As an aside, I'm very excited for the new site! The move was a good enough reason to motivate me to post this though I've been thinking about it for months. Thanks for your positivity and hope for this place, your comments were useful in convincing me to join.

And most woo-seeming things that work don't work for the reasons people think they do

Therapy/psychonalysis where you "get rid of negative thought patterns / childhood trauma / latent oedipal desire / condition your lizard mind / remove tensions between different sub-parts of your mind", but the practical outcome is just "the therapist becoming your friend / socially pressuring you to do the thing", with the explanation mostly serving as a distracting trick (although one all parties sincerely believe!). Meditation on chakras, even though the physical location of the chakra is basically random and it'd work if the chakra was just a vague concept instead of having a location. Spiritual claims about specific yoga poses. "The secret", the whole "visualize a thing and it'll come", when "visualize it" is either a "if you look for something you'll see it" trick or a way to get people to try just a little bit to actually accomplish it. These are all very different things, and are only all 'woo' in a broad sense, but there's a similarity!

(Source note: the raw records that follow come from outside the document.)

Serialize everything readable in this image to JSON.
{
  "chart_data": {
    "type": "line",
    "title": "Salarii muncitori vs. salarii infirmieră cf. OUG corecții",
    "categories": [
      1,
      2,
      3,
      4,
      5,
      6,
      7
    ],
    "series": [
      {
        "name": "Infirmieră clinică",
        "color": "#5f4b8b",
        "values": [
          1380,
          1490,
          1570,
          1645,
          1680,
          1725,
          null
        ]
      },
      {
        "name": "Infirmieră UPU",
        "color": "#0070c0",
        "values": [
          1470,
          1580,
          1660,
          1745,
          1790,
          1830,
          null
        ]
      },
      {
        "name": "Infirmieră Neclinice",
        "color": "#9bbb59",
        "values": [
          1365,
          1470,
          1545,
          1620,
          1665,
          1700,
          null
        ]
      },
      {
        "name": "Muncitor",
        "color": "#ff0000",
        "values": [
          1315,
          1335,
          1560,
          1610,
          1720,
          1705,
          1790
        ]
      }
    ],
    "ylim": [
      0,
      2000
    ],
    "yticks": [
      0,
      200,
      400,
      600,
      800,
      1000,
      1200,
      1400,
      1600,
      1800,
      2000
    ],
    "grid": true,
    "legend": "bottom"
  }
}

So do you think the best way to avoid a lot of stress/chronic pain is having a stronger social net and not consciously doing the wrong thing?

I think I can agree with that basic concept, but the problem seems to lie in communicating what exactly is the right thing, how you figure out what you believe the right thing is, etc. This is notoriously difficult to communicate which is why so many specialized and esoteric systems have developed to attempt it.

What would you suggest as an alternative way to help rid people of 'negative thought patterns' etc?